Republican former state Rep. Brad Finstad is favored over the Democratic nominee, former Hormel Foods CEO Jeff Ettinger, in a district Trump carried by 9 points in 2020.

But the final margins in the race could be an early sign of how voters’ reaction to the Supreme Court’s ruling is translating to candidates. Last week, Kansas voters overwhelmingly rejected a state constitutional amendment that would have cleared the way for new abortion restrictions there. But it remains an open question how strongly voters will consider abortion as they make their picks for elected offices.

Minnesota election officials warned that final results for the special election will be delayed, due to complications involved with running the special election under the old district lines while also running the primary under the new, redistricted lines for the next term in Congress.

Elsewhere in Minnesota, voters will likely finalize a matchup between Democratic Gov. Tim Walz and former Republican state Sen.
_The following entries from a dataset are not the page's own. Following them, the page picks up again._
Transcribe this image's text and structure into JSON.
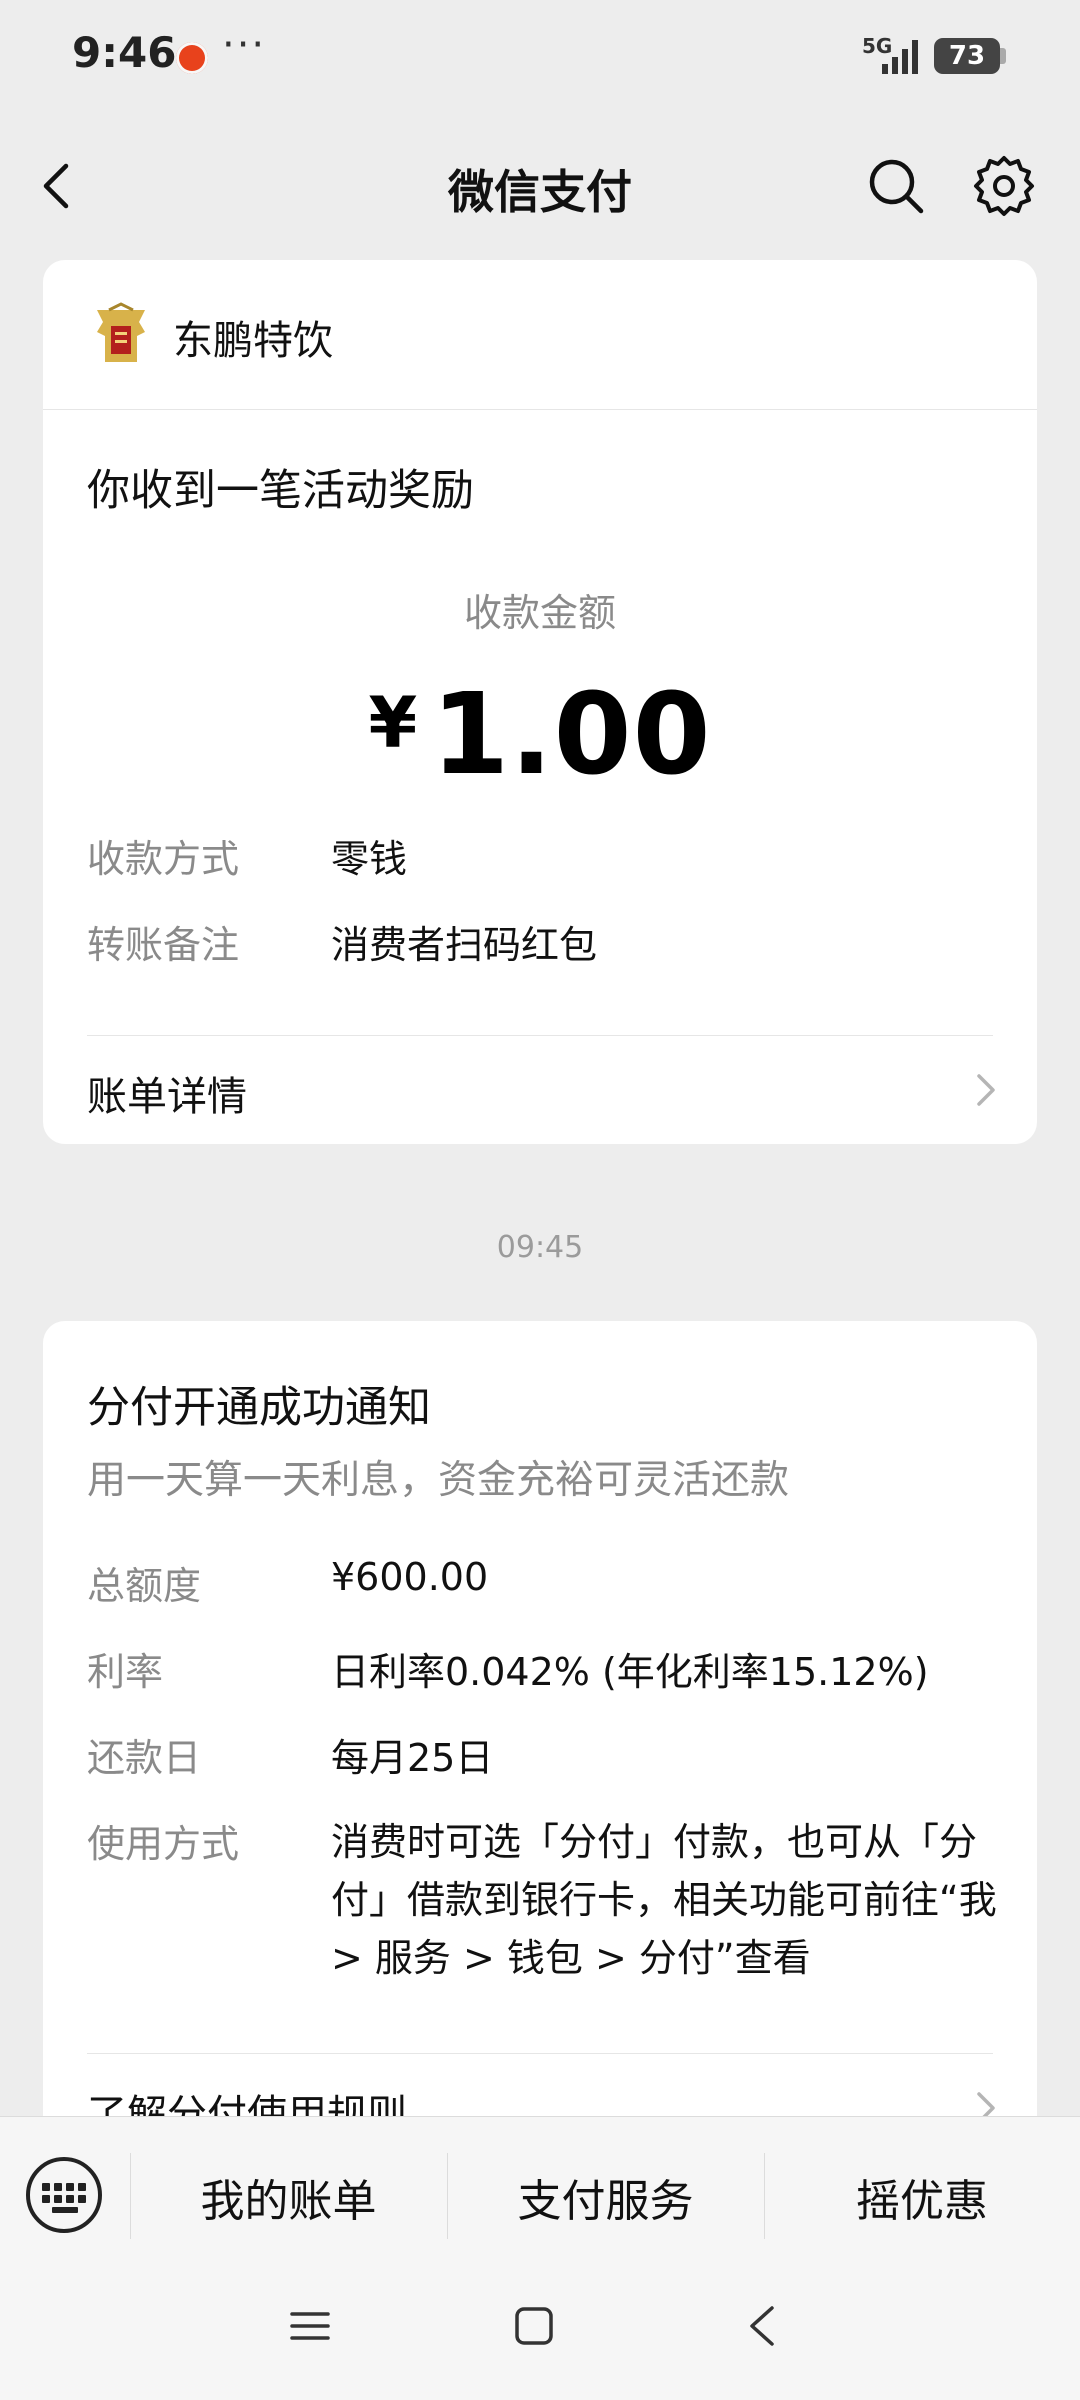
{
  "status_bar": {
    "time": "9:46",
    "more": "···",
    "network": "5G",
    "battery": "73"
  },
  "title_bar": {
    "title": "微信支付"
  },
  "payment_card": {
    "merchant_name": "东鹏特饮",
    "heading": "你收到一笔活动奖励",
    "amount_label": "收款金额",
    "currency": "¥",
    "amount": "1.00",
    "rows": [
      {
        "label": "收款方式",
        "value": "零钱"
      },
      {
        "label": "转账备注",
        "value": "消费者扫码红包"
      }
    ],
    "detail_link": "账单详情"
  },
  "timestamp": "09:45",
  "notice_card": {
    "heading": "分付开通成功通知",
    "subtitle": "用一天算一天利息，资金充裕可灵活还款",
    "rows": [
      {
        "label": "总额度",
        "value": "¥600.00"
      },
      {
        "label": "利率",
        "value": "日利率0.042% (年化利率15.12%)"
      },
      {
        "label": "还款日",
        "value": "每月25日"
      },
      {
        "label": "使用方式",
        "value": "消费时可选「分付」付款，也可从「分付」借款到银行卡，相关功能可前往“我 > 服务 > 钱包 > 分付”查看"
      }
    ],
    "rules_link": "了解分付使用规则"
  },
  "bottom_menu": {
    "items": [
      "我的账单",
      "支付服务",
      "摇优惠"
    ]
  },
  "colors": {
    "background": "#ededed",
    "card": "#ffffff",
    "notification_dot": "#e8421c"
  }
}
Scott Jensen, who is only facing nominal opposition in his primary.

The GOP is also likely to elevate Kim Crockett, an activist who has questioned elections in her state, to face Democratic Secretary of State Steve Simon.

Vermont prepares to send its first woman to Washington

Vermont is the lone state to never yet send a woman to Congress, but voters are taking a big step toward changing that Tuesday. The leading contenders for the Democratic nomination in the state’s open at-large House seat to replace Rep. Peter Welch — who is expected to lock up the Democratic nod for Senate on Tuesday — are both women.
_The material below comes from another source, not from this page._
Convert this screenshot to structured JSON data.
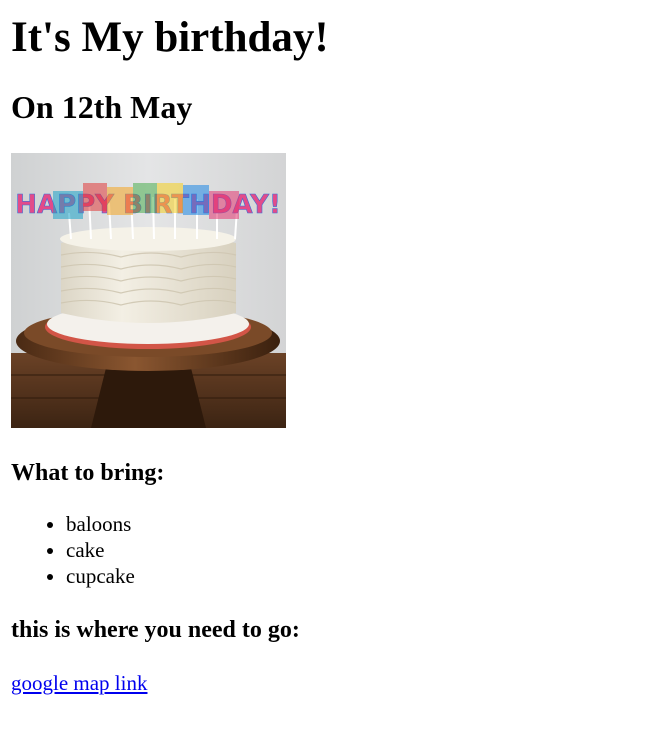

Lt. Gov. Molly Gray and state Senate President Becca Balint are squaring off for the nomination. Sen. Bernie Sanders (I-Vt.) is backing Balint, while the retiring Sen. Patrick Leahy (D-Vt.) supports Gray.

The winner of the Democratic primary will be heavily favored in November.

Voters pick candidates in a handful of key House districts

Some of the biggest November House battlegrounds have relatively sleepy primaries on Tuesday. In Minnesota, Democratic Rep. Angie Craig and Republican Tyler Kistner are both preparing for a general election rematch, after Craig narrowly beat Kistner in 2020. And two reach seats for Republicans in Connecticut — to challenge Democratic Reps. Jahana Hayes and Joe Courtney — have no-drama, unopposed primaries Tuesday as well.

One contest to watch is the Democratic primary to replace the retiring Rep. Ron Kind (D-Wis.). Three Democrats — Deb McGrath, Brad Pfaff and Rebecca Cooke — are competing for the nomination to face Republican Derrick Van Orden, whom Kind beat by about 3 points in 2020, in a district that the GOP views as one of its best pickup opportunities of the year.